A boat loaded with nearly 400 Myanmar Rohingya and Bangladeshi refugees was pushed away repeatedly from Thailand in May 2015 before being rescued by fisherman in Sumatra, Indonesia. File photo: EPA/STR
A boat loaded with nearly 400 Myanmar Rohingya and Bangladeshi refugees was pushed away repeatedly from Thailand in May 2015 before being rescued by fisherman in Sumatra, Indonesia. File photo: EPA/STR

BANGKOK — An expert on the plight of Myanmar’s beleaguered Rohingya Muslim minority said the sighting of several dozen boat people said to be seeking refuge in Malaysia probably does not portend a new exodus by sea.

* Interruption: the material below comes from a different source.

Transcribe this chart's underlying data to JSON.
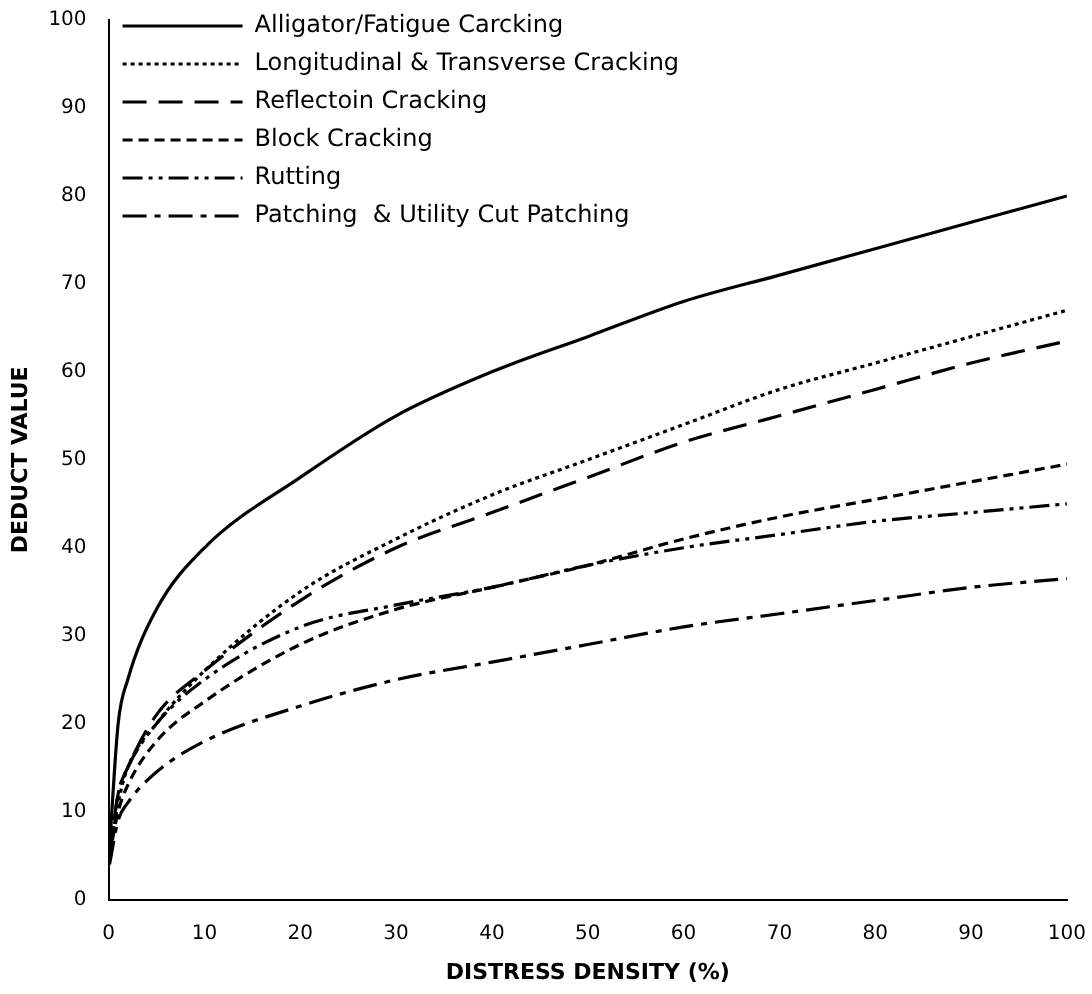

Chris Lewa of the Arakan Project, an independent research and advocacy group, said Sunday’s stopover of a fishing boat with 56 people at an island in Thailand’s Krabi province is probably not a harbinger of more soon to come, because the weather will soon turn too rough for such crossings.

Thai officials sent the boat on its way to Malaysia. Rohingya, treated as undesirables in predominantly Buddhist Myanmar, used to flee by sea by the thousands each year. About 700,000 have fled western Myanmar to Bangladesh to escape a brutal counterinsurgency campaign by Myanmar’s army.